Many investors are drawn to the ease with which they can gain exposure to alternative investments through ETFs, or exchange-traded funds. This is especially true in the commodities markets because of the high risk and volatility associated with investing in raw commodities. One way for investors to avoid the risk of “naked” positions in commodities futures is to choose ETFs, which not only offer easier access to these markets but also help hedge against such risk by bundling together diversified holdings.
Even these risk-mitigating features of ETFs haven’t helped the Market Vector Gold Miners ETF (NYSE:GDX) this year, however.
Surviving a Rough Year
So far this year, GDX has lost 25% of its value.
The recent FOMC meeting didn’t have much of an impact on gold prices. The somewhat hawkish tone of the meeting minutes was expected to help lift the dollar, which is usually a negative development for the precious metals. This did not happen, however.
Aside from the dollar and metals prices, mining stocks like GDX have struggled for other reasons, as well. According to Motley Fool last week:
“Yet even apart from gold prices, operational challenges have hit the mining sector hard as well, and even during periods when metals prices have risen, those internal problems can hold back gold-mining stocks. With many investors fearful of the macroeconomic impact of future monetary policy moves on the precious metals markets, gold mining stocks aren’t in a strong position.”
Components of GDX
Here are the major mining firms that make up the biggest portion of the GDX basket, along with their respective percentages as part of the fund’s makeup of assets.
Goldcorp Inc (NYSE:GG; TSX, SWX:G) = 7.12%
Newmont Mining Corp (NYSE, SWX:NEM; TSX:NMC) = 6.87%
Barrick Gold Corp (NYSE, TSX, SWX:ABX) = 5.95%
Franco-Nevada Corp (NYSE, TSX:FNV) = 5.52%
Agnico Eagle Mines Ltd (NYSE, TSX, SWX:AEM) = 5.49%
Silver Wheaton Corp (NYSE, TSX, SWX:SLW) = 5.11%
Newcrest Mining Ltd (ASX, SWX:NCM; TSX:NM) = 5.03%
Randgold Resources Ltd (NASDAQ:GOLD; LON:RRS) = 5.02%
AngloGold Ashanti Ltd (NYSE:AU) = 4.37%
Royal Gold Inc. (NASDAQ:RGLD; TSX:RGL) = 4.24%
Despite the dismal outlook less than a week ago, recent surges in the prices of the precious metals being mined have helped lift the various gold mining ETFs. GDX rallied 3.6% on Friday, while the Market Vectors Junior Gold Miners ETF (NYSE:GDXJ), which tracks the smaller mining companies, gained 2.8% on the day. The other main mining ETF, the Direxion Shares ETF Trust (NYSE:NUGT), fared even better, posting a 10.5% gain. NUGT is 3 times more highly leveraged than its counterpart GDX, which explains the larger movement.

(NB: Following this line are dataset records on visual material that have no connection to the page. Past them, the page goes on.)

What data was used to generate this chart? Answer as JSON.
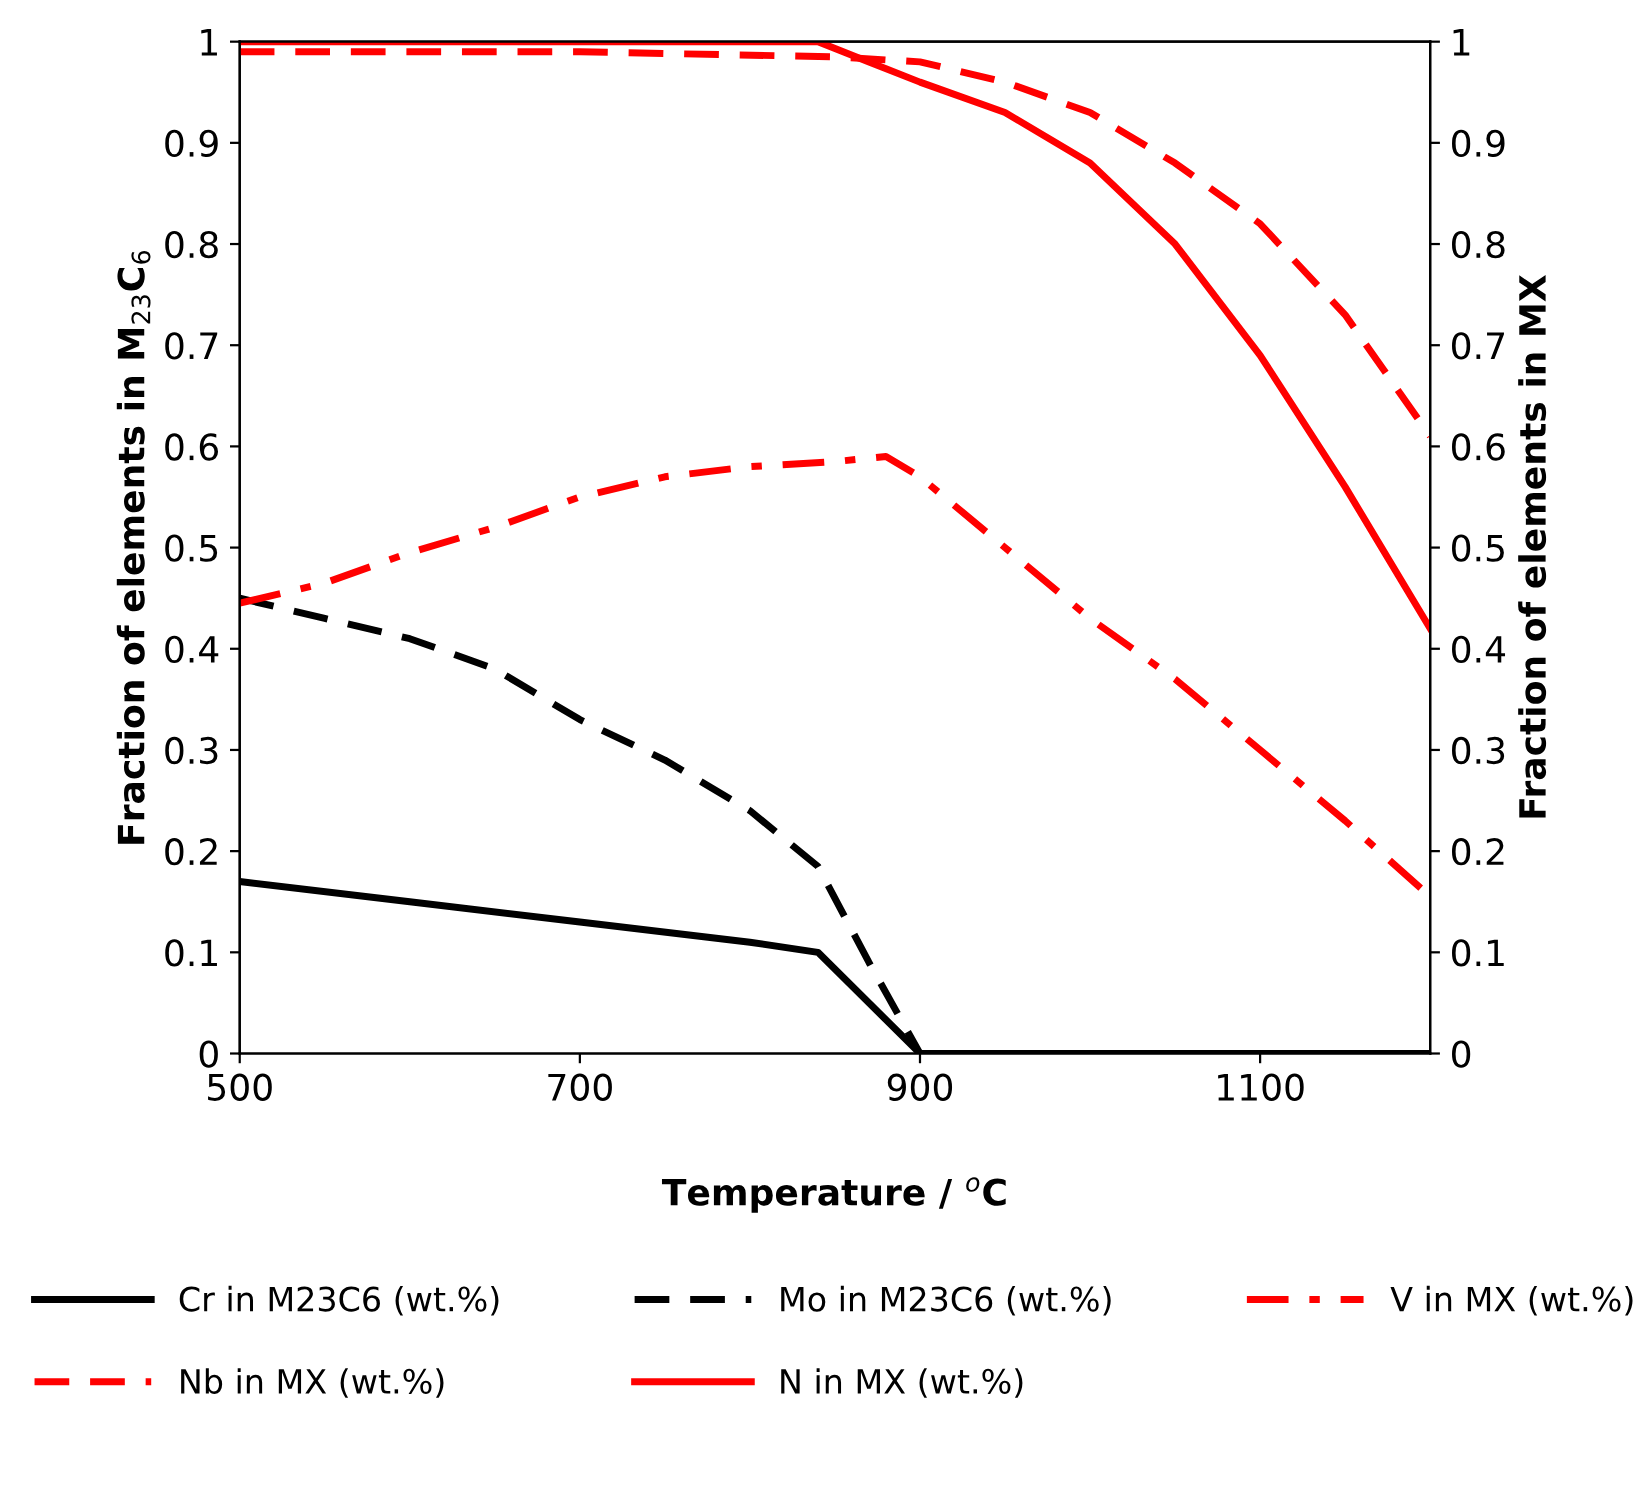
{
  "chart_data": {
    "type": "line",
    "xlabel": "Temperature / $^{o}$C",
    "ylabel": "Fraction of elements in M$_{23}$C$_{6}$",
    "y2label": "Fraction of elements in MX",
    "xlim": [
      500,
      1200
    ],
    "xticks": [
      500,
      700,
      900,
      1100
    ],
    "ylim": [
      0,
      1
    ],
    "yticks": [
      0,
      0.1,
      0.2,
      0.3,
      0.4,
      0.5,
      0.6,
      0.7,
      0.8,
      0.9,
      1
    ],
    "y2lim": [
      0,
      1
    ],
    "y2ticks": [
      0,
      0.1,
      0.2,
      0.3,
      0.4,
      0.5,
      0.6,
      0.7,
      0.8,
      0.9,
      1
    ],
    "grid": false,
    "legend": "bottom",
    "marker": "none",
    "series": [
      {
        "name": "Cr in M23C6 (wt.%)",
        "color": "#000000",
        "line_style": "solid",
        "x": [
          500,
          600,
          700,
          800,
          840,
          900,
          1000,
          1100,
          1200
        ],
        "values": [
          0.17,
          0.15,
          0.13,
          0.11,
          0.1,
          0,
          0,
          0,
          0
        ]
      },
      {
        "name": "Mo in M23C6 (wt.%)",
        "color": "#000000",
        "line_style": "dashed",
        "x": [
          500,
          550,
          600,
          650,
          700,
          750,
          800,
          840,
          870,
          900,
          1000,
          1100,
          1200
        ],
        "values": [
          0.45,
          0.43,
          0.41,
          0.38,
          0.33,
          0.29,
          0.24,
          0.185,
          0.09,
          0,
          0,
          0,
          0
        ]
      },
      {
        "name": "V in MX (wt.%)",
        "color": "#ff0000",
        "line_style": "dashdot",
        "axis": "y2",
        "x": [
          500,
          550,
          600,
          650,
          700,
          750,
          800,
          850,
          880,
          900,
          950,
          1000,
          1050,
          1100,
          1150,
          1200
        ],
        "values": [
          0.445,
          0.465,
          0.495,
          0.52,
          0.55,
          0.57,
          0.58,
          0.585,
          0.59,
          0.57,
          0.5,
          0.43,
          0.37,
          0.3,
          0.23,
          0.155
        ]
      },
      {
        "name": "Nb in MX (wt.%)",
        "color": "#ff0000",
        "line_style": "dashed",
        "axis": "y2",
        "x": [
          500,
          700,
          850,
          900,
          950,
          1000,
          1050,
          1100,
          1150,
          1200
        ],
        "values": [
          0.99,
          0.99,
          0.985,
          0.98,
          0.96,
          0.93,
          0.88,
          0.82,
          0.73,
          0.61
        ]
      },
      {
        "name": "N in MX (wt.%)",
        "color": "#ff0000",
        "line_style": "solid",
        "axis": "y2",
        "x": [
          500,
          700,
          840,
          870,
          900,
          950,
          1000,
          1050,
          1100,
          1150,
          1200
        ],
        "values": [
          1,
          1,
          1,
          0.98,
          0.96,
          0.93,
          0.88,
          0.8,
          0.69,
          0.56,
          0.42
        ]
      }
    ]
  }
}
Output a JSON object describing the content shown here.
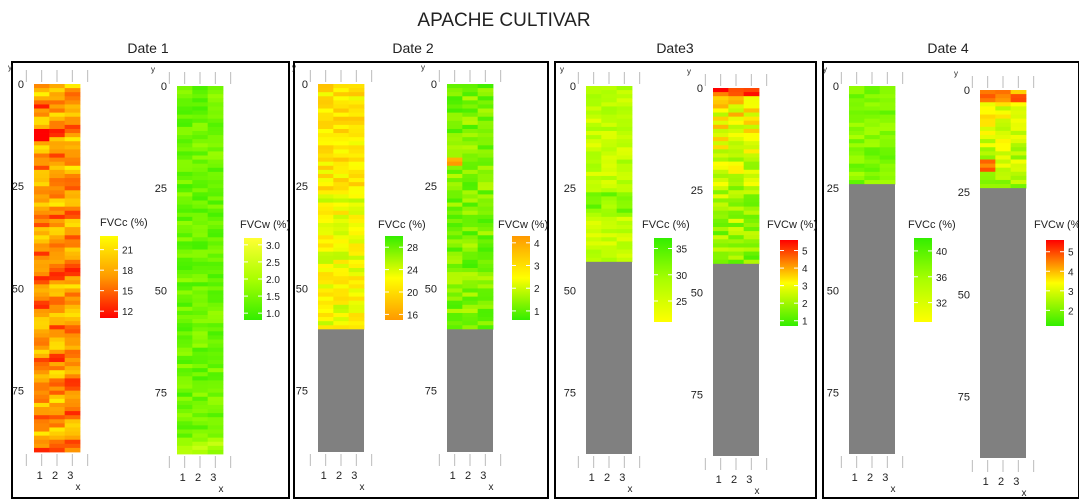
{
  "title": "APACHE CULTIVAR",
  "panel_titles": [
    "Date 1",
    "Date 2",
    "Date3",
    "Date 4"
  ],
  "chart_data": {
    "type": "heatmap",
    "title": "APACHE CULTIVAR",
    "common": {
      "xlabel": "x",
      "ylabel": "y",
      "x_ticks": [
        "1",
        "2",
        "3"
      ],
      "y_ticks": [
        "0",
        "25",
        "50",
        "75"
      ],
      "y_range": [
        0,
        90
      ],
      "columns": 3,
      "no_data_color": "#808080"
    },
    "panels": [
      {
        "date": "Date 1",
        "maps": [
          {
            "legend_title": "FVCc (%)",
            "colorbar_ticks": [
              21,
              18,
              15,
              12
            ],
            "color_range": [
              11,
              23
            ],
            "colors": {
              "low": "#ff0000",
              "mid": "#ff9900",
              "high": "#ffff00"
            },
            "data_rows": 90,
            "profile": "date1-fvcc"
          },
          {
            "legend_title": "FVCw (%)",
            "colorbar_ticks": [
              3.0,
              2.5,
              2.0,
              1.5,
              1.0
            ],
            "color_range": [
              0.8,
              3.2
            ],
            "colors": {
              "low": "#33ee00",
              "mid": "#aaff00",
              "high": "#ffff33"
            },
            "data_rows": 90,
            "profile": "date1-fvcw"
          }
        ]
      },
      {
        "date": "Date 2",
        "maps": [
          {
            "legend_title": "FVCc (%)",
            "colorbar_ticks": [
              28,
              24,
              20,
              16
            ],
            "color_range": [
              15,
              30
            ],
            "colors": {
              "low": "#ff9900",
              "mid": "#ffff00",
              "high": "#33ee00"
            },
            "data_rows": 60,
            "profile": "date2-fvcc"
          },
          {
            "legend_title": "FVCw (%)",
            "colorbar_ticks": [
              4,
              3,
              2,
              1
            ],
            "color_range": [
              0.6,
              4.3
            ],
            "colors": {
              "low": "#33ee00",
              "mid": "#ffff00",
              "high": "#ff9900"
            },
            "data_rows": 60,
            "profile": "date2-fvcw"
          }
        ]
      },
      {
        "date": "Date3",
        "maps": [
          {
            "legend_title": "FVCc (%)",
            "colorbar_ticks": [
              35,
              30,
              25
            ],
            "color_range": [
              21,
              37
            ],
            "colors": {
              "low": "#ffff00",
              "mid": "#aaff00",
              "high": "#33ee00"
            },
            "data_rows": 43,
            "profile": "date3-fvcc"
          },
          {
            "legend_title": "FVCw (%)",
            "colorbar_ticks": [
              5,
              4,
              3,
              2,
              1
            ],
            "color_range": [
              0.7,
              5.6
            ],
            "colors": {
              "low": "#33ee00",
              "mid": "#ffff00",
              "high": "#ff0000"
            },
            "data_rows": 43,
            "profile": "date3-fvcw"
          }
        ]
      },
      {
        "date": "Date 4",
        "maps": [
          {
            "legend_title": "FVCc (%)",
            "colorbar_ticks": [
              40,
              36,
              32
            ],
            "color_range": [
              29,
              42
            ],
            "colors": {
              "low": "#ffff00",
              "mid": "#aaff00",
              "high": "#33ee00"
            },
            "data_rows": 24,
            "profile": "date4-fvcc"
          },
          {
            "legend_title": "FVCw (%)",
            "colorbar_ticks": [
              5,
              4,
              3,
              2
            ],
            "color_range": [
              1.2,
              5.6
            ],
            "colors": {
              "low": "#33ee00",
              "mid": "#ffff00",
              "high": "#ff0000"
            },
            "data_rows": 24,
            "profile": "date4-fvcw"
          }
        ]
      }
    ]
  }
}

For some analysts, the expected drop-off for the precious metals following next month’s potential rate hike from the Federal Reserve is being overblown. It seems reasonable that the sharp losses for the metals in October was already sufficient to bring prices down to their appropriate post-hike levels. This means that gold is unlikely to sink very far following the December FOMC meeting—even if the Fed decides to raise rates. That means a lot of traders will be forced to cover shorts when the time comes. This would imply that gold investors shouldn’t be too quick to shun GDX or its counterparts in the ETF market.
The opinions and forecasts herein are provided solely for informational purposes, and should not be used or construed as an offer, solicitation, or recommendation to buy or sell any product.